Discovery of sulfadrug-pyrrole conjugates as carbonic anhydrase and acetylcholinesterase inhibitors


GÜMÜŞ M., Babacan S. N., Demir Y., SERT Y., KOCA İ., GÜLÇİN İ.

ARCHIV DER PHARMAZIE, cilt.355, sa.1, 2022 (SCI-Expanded) identifier identifier identifier

  • Yayın Türü: Makale / Tam Makale
  • Cilt numarası: 355 Sayı: 1
  • Basım Tarihi: 2022
  • Doi Numarası: 10.1002/ardp.202100242
  • Dergi Adı: ARCHIV DER PHARMAZIE
  • Derginin Tarandığı İndeksler: Science Citation Index Expanded (SCI-EXPANDED), Scopus, BIOSIS, CAB Abstracts, Chimica, EMBASE, International Pharmaceutical Abstracts, MEDLINE, Veterinary Science Database
  • Anahtar Kelimeler: acetylcholinesterase, carbonic anhydrase, enzyme inhibition, pyrrole-3-one, sulfa drug, SULFONAMIDES, ANTIOXIDANT, BIOACTIVITY, BEARING, DOCKING
  • Atatürk Üniversitesi Adresli: Evet

Özet

Human carbonic anhydrase (hCA) isoenzymes are zinc ion-containing, widespread metalloenzymes and they classically play a role in pH homeostasis maintenance. CA inhibitors suppress the CA activity and their usage has been clinically established as antiglaucoma agents, antiepileptics, diuretics, and in some other disorders. Alzheimer's disease (AD) is a slowly progressive neurodegenerative disorder and a fatal disease of the brain. An advanced method to cure AD includes the strategy to design acetylcholinesterase (AChE) inhibitors. A novel series of pyrrole-3-one derivatives containing sulfa drugs (5a-i) were determined to be highly potent inhibitors for AChE and hCA I and hCA II (inhibitory constant [K-i] values are in the range of 6.50 +/- 1.02-37.46 +/- 4.12 nM, 1.20 +/- 0.19-44.21 +/- 1.09 nM, and 8.93 +/- 1.58-46.86 +/- 8.41 nM for AChE, hCA I, and hCA II, respectively).

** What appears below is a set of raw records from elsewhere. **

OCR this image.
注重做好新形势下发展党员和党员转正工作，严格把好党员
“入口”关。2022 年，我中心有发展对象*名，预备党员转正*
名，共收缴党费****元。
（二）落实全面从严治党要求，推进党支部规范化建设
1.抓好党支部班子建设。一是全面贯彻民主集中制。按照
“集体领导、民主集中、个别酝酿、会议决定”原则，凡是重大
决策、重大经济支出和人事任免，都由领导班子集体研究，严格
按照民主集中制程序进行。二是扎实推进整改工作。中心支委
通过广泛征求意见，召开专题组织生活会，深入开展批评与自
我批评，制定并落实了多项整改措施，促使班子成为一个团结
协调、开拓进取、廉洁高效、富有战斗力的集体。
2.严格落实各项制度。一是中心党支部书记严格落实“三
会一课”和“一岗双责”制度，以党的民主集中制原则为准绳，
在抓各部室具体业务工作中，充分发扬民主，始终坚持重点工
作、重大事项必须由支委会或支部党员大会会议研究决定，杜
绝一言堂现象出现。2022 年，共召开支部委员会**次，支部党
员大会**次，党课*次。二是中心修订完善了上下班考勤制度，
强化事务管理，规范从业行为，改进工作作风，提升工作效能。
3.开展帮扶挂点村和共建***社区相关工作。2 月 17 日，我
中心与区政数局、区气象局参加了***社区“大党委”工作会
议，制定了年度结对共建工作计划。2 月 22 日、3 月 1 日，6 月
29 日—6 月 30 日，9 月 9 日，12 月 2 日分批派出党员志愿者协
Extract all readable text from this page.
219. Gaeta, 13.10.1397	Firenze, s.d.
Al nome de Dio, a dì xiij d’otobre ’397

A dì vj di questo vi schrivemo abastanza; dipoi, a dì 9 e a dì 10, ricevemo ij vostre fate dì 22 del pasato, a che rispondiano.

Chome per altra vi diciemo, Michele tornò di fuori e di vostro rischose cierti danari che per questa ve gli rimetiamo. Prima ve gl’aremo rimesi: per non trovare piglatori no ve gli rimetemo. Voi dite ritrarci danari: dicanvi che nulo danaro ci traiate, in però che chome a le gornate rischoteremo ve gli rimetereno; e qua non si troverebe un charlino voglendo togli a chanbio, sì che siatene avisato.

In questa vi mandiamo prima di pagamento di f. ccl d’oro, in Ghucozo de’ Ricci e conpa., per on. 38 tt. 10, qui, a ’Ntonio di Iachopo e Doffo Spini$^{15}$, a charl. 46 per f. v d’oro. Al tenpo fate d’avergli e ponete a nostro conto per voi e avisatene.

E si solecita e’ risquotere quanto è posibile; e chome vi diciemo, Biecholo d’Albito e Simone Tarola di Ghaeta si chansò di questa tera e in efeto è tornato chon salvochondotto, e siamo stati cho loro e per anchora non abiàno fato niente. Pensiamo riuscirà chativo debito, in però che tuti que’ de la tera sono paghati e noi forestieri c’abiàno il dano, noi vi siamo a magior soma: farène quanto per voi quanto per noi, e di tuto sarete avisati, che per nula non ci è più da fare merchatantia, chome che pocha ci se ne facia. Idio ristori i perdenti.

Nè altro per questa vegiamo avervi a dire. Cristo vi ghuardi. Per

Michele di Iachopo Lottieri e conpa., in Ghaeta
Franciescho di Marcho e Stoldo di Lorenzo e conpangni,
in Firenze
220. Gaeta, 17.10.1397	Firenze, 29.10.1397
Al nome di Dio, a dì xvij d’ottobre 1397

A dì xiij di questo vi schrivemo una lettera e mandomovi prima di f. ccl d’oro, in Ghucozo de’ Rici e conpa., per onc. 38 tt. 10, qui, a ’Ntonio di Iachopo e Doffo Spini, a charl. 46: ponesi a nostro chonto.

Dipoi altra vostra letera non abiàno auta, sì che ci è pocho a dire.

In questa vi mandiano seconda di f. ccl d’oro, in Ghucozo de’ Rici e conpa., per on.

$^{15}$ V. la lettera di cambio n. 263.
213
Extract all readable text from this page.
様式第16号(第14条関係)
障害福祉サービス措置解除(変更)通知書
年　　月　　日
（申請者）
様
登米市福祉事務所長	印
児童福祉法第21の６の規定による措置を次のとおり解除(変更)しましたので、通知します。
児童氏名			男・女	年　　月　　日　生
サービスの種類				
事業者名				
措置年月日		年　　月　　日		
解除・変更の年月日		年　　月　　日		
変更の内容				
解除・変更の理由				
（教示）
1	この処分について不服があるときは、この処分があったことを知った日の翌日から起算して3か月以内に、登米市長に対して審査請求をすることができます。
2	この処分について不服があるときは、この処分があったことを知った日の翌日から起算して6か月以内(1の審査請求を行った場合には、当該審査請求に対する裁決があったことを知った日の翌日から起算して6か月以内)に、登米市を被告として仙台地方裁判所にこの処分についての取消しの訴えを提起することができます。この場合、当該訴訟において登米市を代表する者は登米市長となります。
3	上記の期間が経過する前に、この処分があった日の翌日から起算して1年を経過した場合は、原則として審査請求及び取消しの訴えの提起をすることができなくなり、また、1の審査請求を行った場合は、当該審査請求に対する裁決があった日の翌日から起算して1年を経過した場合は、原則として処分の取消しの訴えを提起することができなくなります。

The designed compounds often show a more effective inhibition than the chemicals used as the standard. Among these compounds, 5f was the most effective compound against hCA I, and compound 5e was the most effective compound against hCA II. It was determined that compound 5c was the most effective inhibitor for AChE.